L’insolite expérience migratoire de mon père dut vite faire face à une double tempête dont on ne sait toujours pas si ses sombres prolongements, encore actifs, se calmeront un jour. La première de ces tourmentes fut celle du nazisme et de l’Occupation qui brûla à tout jamais le regard du jeune migrant, et contre laquelle il se dressa immédiatement. Il était pourtant un « étranger », mais il choisit de participer à une Résistance qui le mobilisa au nom d’une cause qu’il fit sienne et pour une France dont il n’était pas. Je me souviens de l’émotion que suscitait Le Chant des partisans dans son cœur persan, comment toute sa vie il aimait fredonner quelques-uns de ses couplets au point que je les fis retentir ce jour froid d’octobre 1987 alors qu’on célébrait ses obsèques dans le lugubre crématorium du Père-Lachaise. Et de fait, « le vol noir des corbeaux » n’a jamais totalement quitté nos plaines. Il procède toujours de régimes odieux et dégradants qu’on combat quand on y trouve son compte ou qu’on excuse et même embrasse quand on recherche d’autres avantages. Mais ce vol sinistre surplombe aussi, de manière plus sournoise, la quotidienneté de la vie, jusque dans les milieux qui se tiennent pour les plus civilisés. Je suis profondément convaincu que, sous d’autres formes et volant sur d’autres champs, les rapaces n’ont jamais cessé de hanter la conscience fébrile de mon père jusqu’au jour de sa disparition ; ils n’ont jamais cessé de marquer la lecture qu’il faisait de son monde environnant, dans ce silence interpellateur qui a toujours été le sien.
De là, la seconde tempête, celle qui va du racisme ordinaire à l’incompréhension commune, en passant par l’ignorance, l’arrogance et l’amour de soi produit par celui qui se considère comme « supérieur » ou à qui on a toujours fait croire qu’il était tel. Un Persan de Paris est d’abord saisi par le mépris hautain trop souvent opposé par la rue – et même les boulevards des beaux quartiers – à sa propre culture, pourtant si riche, si belle, si apaisante. Incroyable désinvolture à l’égard d’une philosophie qu’on ne connaît pas, d’une histoire qui défie le temps, mais qu’on ignore et qu’on ne cherche pas à découvrir, pas même à enseigner. Art de l’amalgame, où on mélange tout, comme pour mieux assouvir son mépris : Persans, mollahs, musulmans, islamistes et djihadistes… Hier, mais surtout aujourd’hui, la Perse est couramment perçue comme un État suspect, de seconde division, auquel on n’oserait pas confier l’ordre du monde.

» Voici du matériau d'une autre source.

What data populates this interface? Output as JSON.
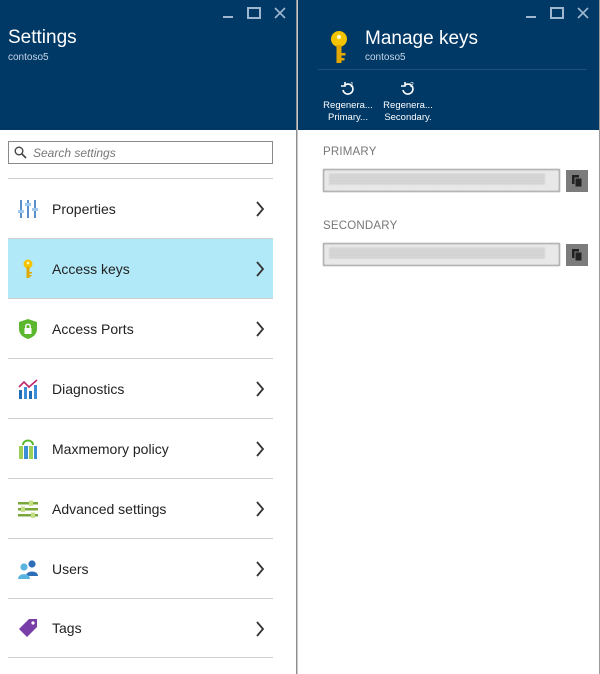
{
  "settings": {
    "title": "Settings",
    "subtitle": "contoso5",
    "search_placeholder": "Search settings",
    "items": [
      {
        "label": "Properties",
        "icon": "properties-icon"
      },
      {
        "label": "Access keys",
        "icon": "key-icon",
        "selected": true
      },
      {
        "label": "Access Ports",
        "icon": "shield-lock-icon"
      },
      {
        "label": "Diagnostics",
        "icon": "diagnostics-chart-icon"
      },
      {
        "label": "Maxmemory policy",
        "icon": "maxmemory-icon"
      },
      {
        "label": "Advanced settings",
        "icon": "advanced-settings-icon"
      },
      {
        "label": "Users",
        "icon": "users-icon"
      },
      {
        "label": "Tags",
        "icon": "tag-icon"
      }
    ]
  },
  "keys": {
    "title": "Manage keys",
    "subtitle": "contoso5",
    "commands": [
      {
        "line1": "Regenera...",
        "line2": "Primary...",
        "icon": "regenerate-1-icon"
      },
      {
        "line1": "Regenera...",
        "line2": "Secondary.",
        "icon": "regenerate-2-icon"
      }
    ],
    "primary_label": "PRIMARY",
    "secondary_label": "SECONDARY"
  },
  "colors": {
    "header": "#003866",
    "selected": "#b2e9f8",
    "key_yellow": "#f4c400"
  }
}
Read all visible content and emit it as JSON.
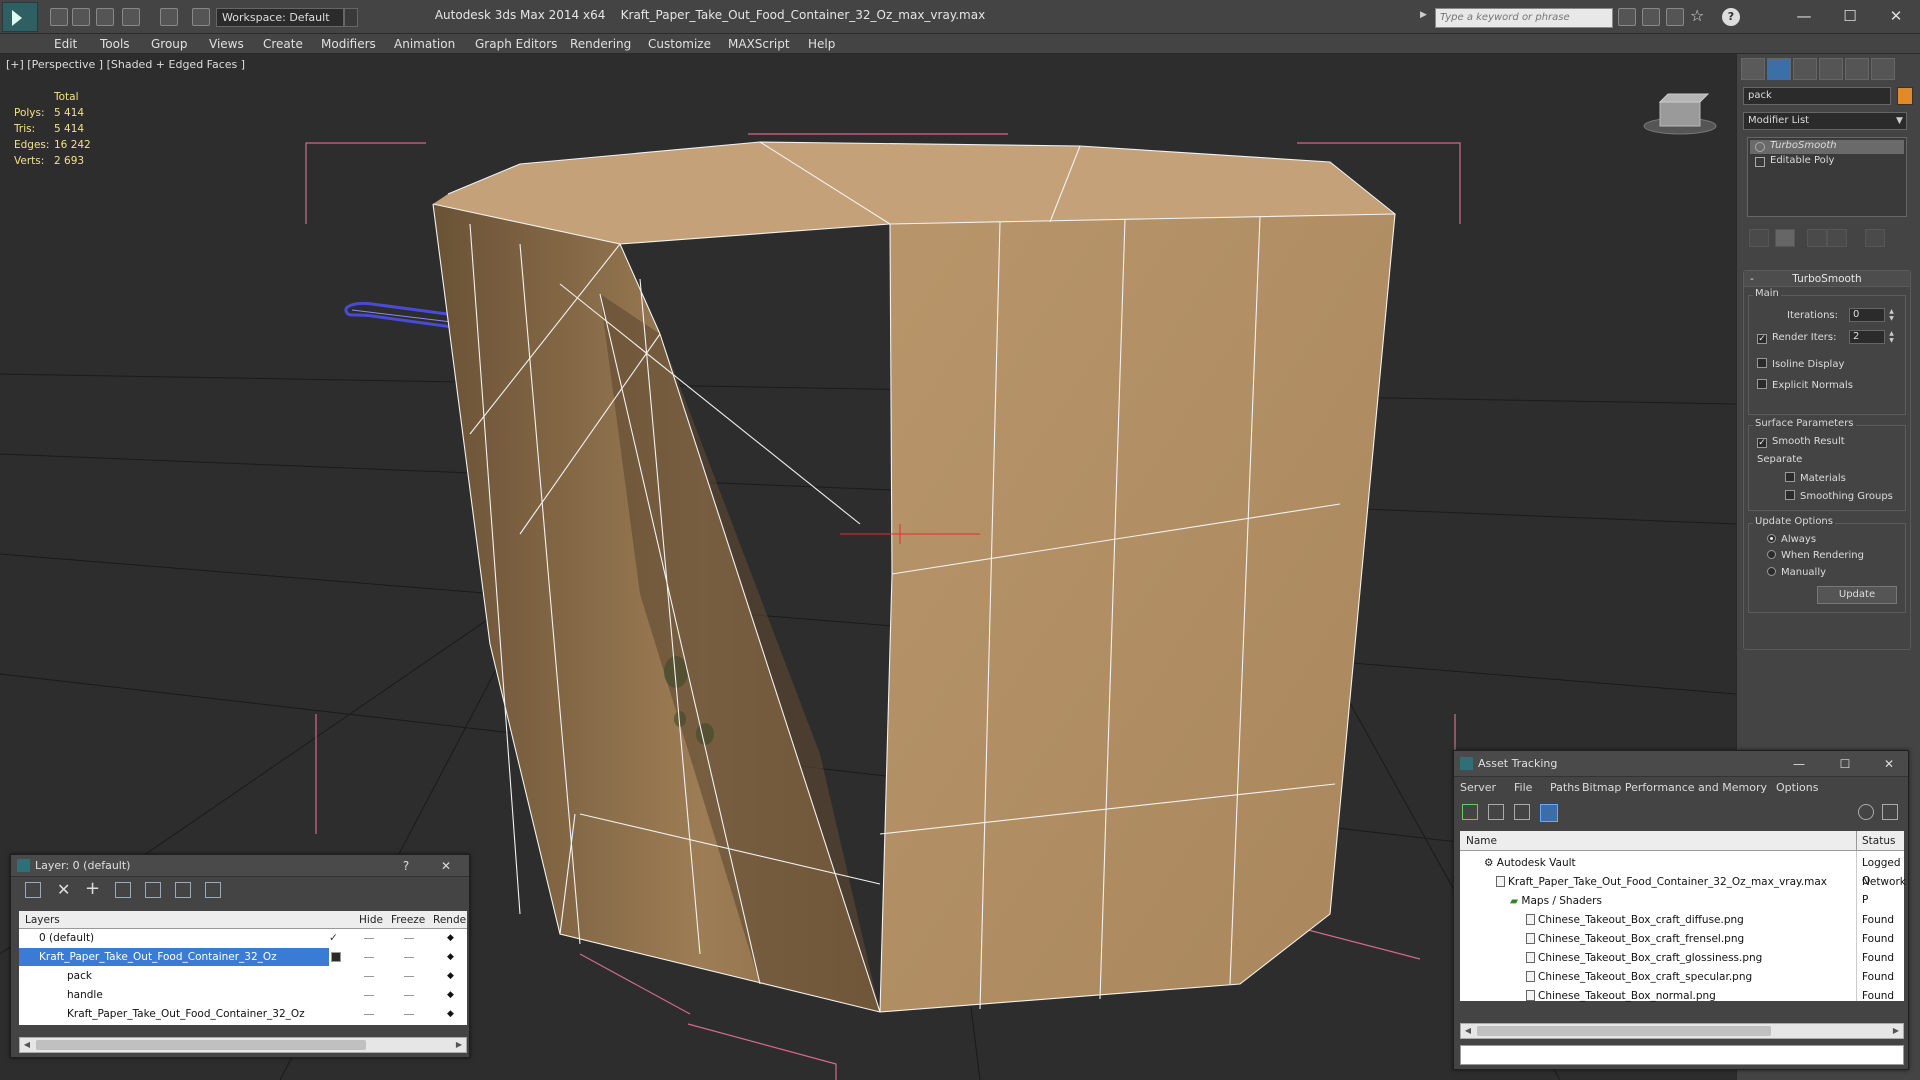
{
  "app": {
    "product": "Autodesk 3ds Max  2014 x64",
    "file": "Kraft_Paper_Take_Out_Food_Container_32_Oz_max_vray.max",
    "workspace": "Workspace: Default",
    "search_placeholder": "Type a keyword or phrase"
  },
  "menu": [
    "Edit",
    "Tools",
    "Group",
    "Views",
    "Create",
    "Modifiers",
    "Animation",
    "Graph Editors",
    "Rendering",
    "Customize",
    "MAXScript",
    "Help"
  ],
  "viewport": {
    "label": "[+] [Perspective ] [Shaded + Edged Faces ]",
    "stats": {
      "header": "Total",
      "rows": [
        {
          "label": "Polys:",
          "value": "5 414"
        },
        {
          "label": "Tris:",
          "value": "5 414"
        },
        {
          "label": "Edges:",
          "value": "16 242"
        },
        {
          "label": "Verts:",
          "value": "2 693"
        }
      ]
    }
  },
  "command_panel": {
    "object_name": "pack",
    "object_color": "#e08a2a",
    "modifier_list": "Modifier List",
    "stack": [
      "TurboSmooth",
      "Editable Poly"
    ],
    "rollout_title": "TurboSmooth",
    "main": {
      "title": "Main",
      "iterations_label": "Iterations:",
      "iterations": "0",
      "render_iters_label": "Render Iters:",
      "render_iters": "2",
      "isoline": "Isoline Display",
      "explicit_normals": "Explicit Normals"
    },
    "surface": {
      "title": "Surface Parameters",
      "smooth_result": "Smooth Result",
      "separate": "Separate",
      "materials": "Materials",
      "smoothing_groups": "Smoothing Groups"
    },
    "update": {
      "title": "Update Options",
      "always": "Always",
      "when_rendering": "When Rendering",
      "manually": "Manually",
      "button": "Update"
    }
  },
  "layer_window": {
    "title": "Layer: 0 (default)",
    "columns": [
      "Layers",
      "Hide",
      "Freeze",
      "Rende"
    ],
    "rows": [
      {
        "name": "0 (default)"
      },
      {
        "name": "Kraft_Paper_Take_Out_Food_Container_32_Oz"
      },
      {
        "name": "pack"
      },
      {
        "name": "handle"
      },
      {
        "name": "Kraft_Paper_Take_Out_Food_Container_32_Oz"
      }
    ]
  },
  "asset_window": {
    "title": "Asset Tracking",
    "menu": [
      "Server",
      "File",
      "Paths",
      "Bitmap Performance and Memory",
      "Options"
    ],
    "columns": [
      "Name",
      "Status"
    ],
    "rows": [
      {
        "name": "Autodesk Vault",
        "status": "Logged O"
      },
      {
        "name": "Kraft_Paper_Take_Out_Food_Container_32_Oz_max_vray.max",
        "status": "Network P"
      },
      {
        "name": "Maps / Shaders",
        "status": ""
      },
      {
        "name": "Chinese_Takeout_Box_craft_diffuse.png",
        "status": "Found"
      },
      {
        "name": "Chinese_Takeout_Box_craft_frensel.png",
        "status": "Found"
      },
      {
        "name": "Chinese_Takeout_Box_craft_glossiness.png",
        "status": "Found"
      },
      {
        "name": "Chinese_Takeout_Box_craft_specular.png",
        "status": "Found"
      },
      {
        "name": "Chinese_Takeout_Box_normal.png",
        "status": "Found"
      }
    ]
  },
  "colors": {
    "selection": "#3a7bd5",
    "stats_text": "#f2e08a",
    "kraft": "#b89468",
    "handle": "#4a4ad8"
  }
}
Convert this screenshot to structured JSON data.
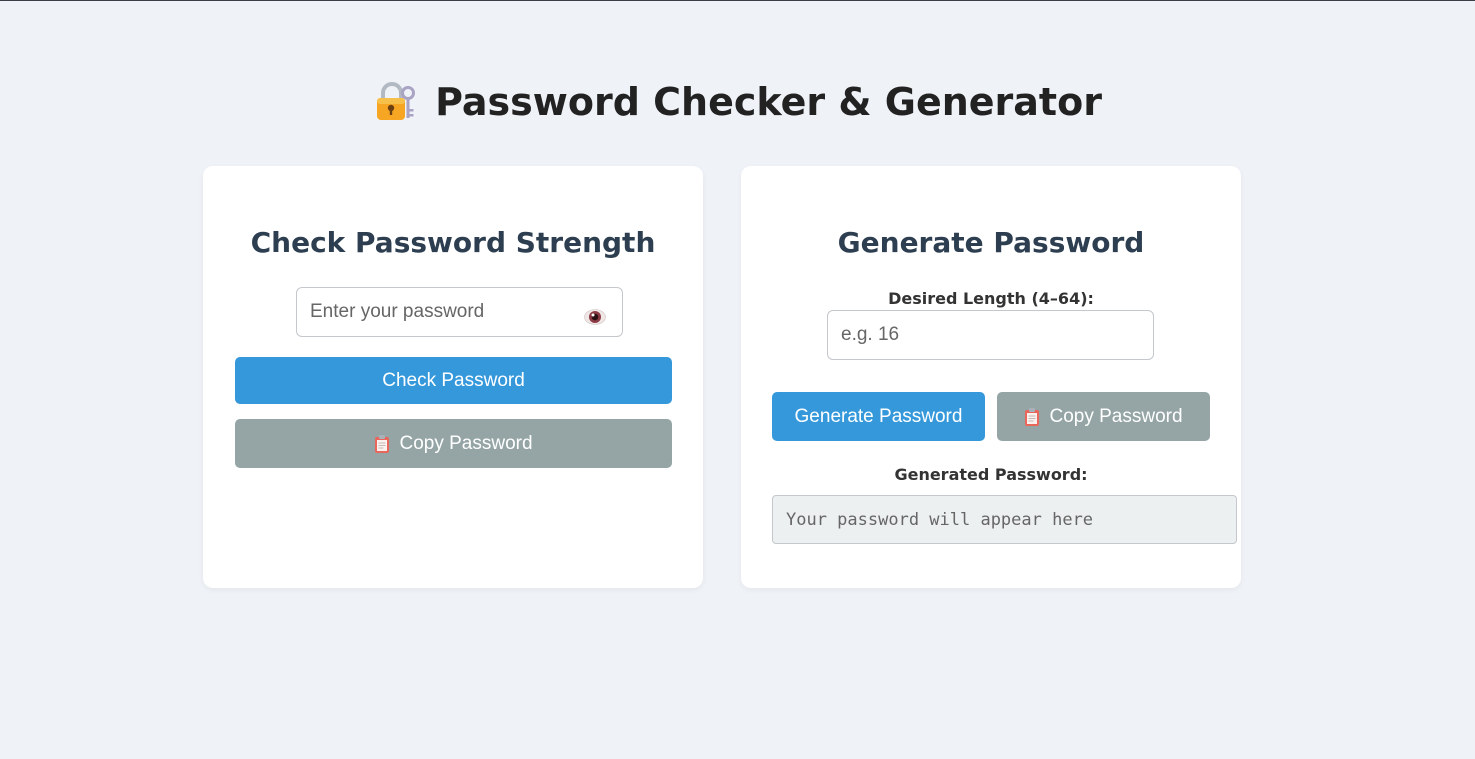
{
  "header": {
    "title": "Password Checker & Generator",
    "icon": "locked-with-key-icon"
  },
  "checker": {
    "title": "Check Password Strength",
    "password_placeholder": "Enter your password",
    "toggle_icon": "eye-icon",
    "check_label": "Check Password",
    "copy_label": "Copy Password",
    "copy_icon": "clipboard-icon"
  },
  "generator": {
    "title": "Generate Password",
    "length_label": "Desired Length (4–64):",
    "length_placeholder": "e.g. 16",
    "generate_label": "Generate Password",
    "copy_label": "Copy Password",
    "copy_icon": "clipboard-icon",
    "output_label": "Generated Password:",
    "output_placeholder": "Your password will appear here"
  },
  "colors": {
    "background": "#eff2f7",
    "primary": "#3498db",
    "secondary": "#95a5a6",
    "heading": "#2c3e50",
    "output_bg": "#ecf0f1"
  }
}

Mon père avait jadis voulu quitter ce « tiers-état » du monde, mais il ne s’en est pour autant jamais dissocié : c’était le secret de sa force, sa manière de combattre ce qu’il percevait comme une asymétrie du monde. Asymétrie qui se fit méprisante, qui pesait sur chaque jour de la vie de cet homme, perceptible à tant de « petits riens », invisible par tant de « gens bien intentionnés », petites vexations dont il souffrait en silence avec une dignité dont j’ai tant appris, et qu’un enfant qui aime son père ne peut qu’installer à tout jamais au centre de sa mémoire.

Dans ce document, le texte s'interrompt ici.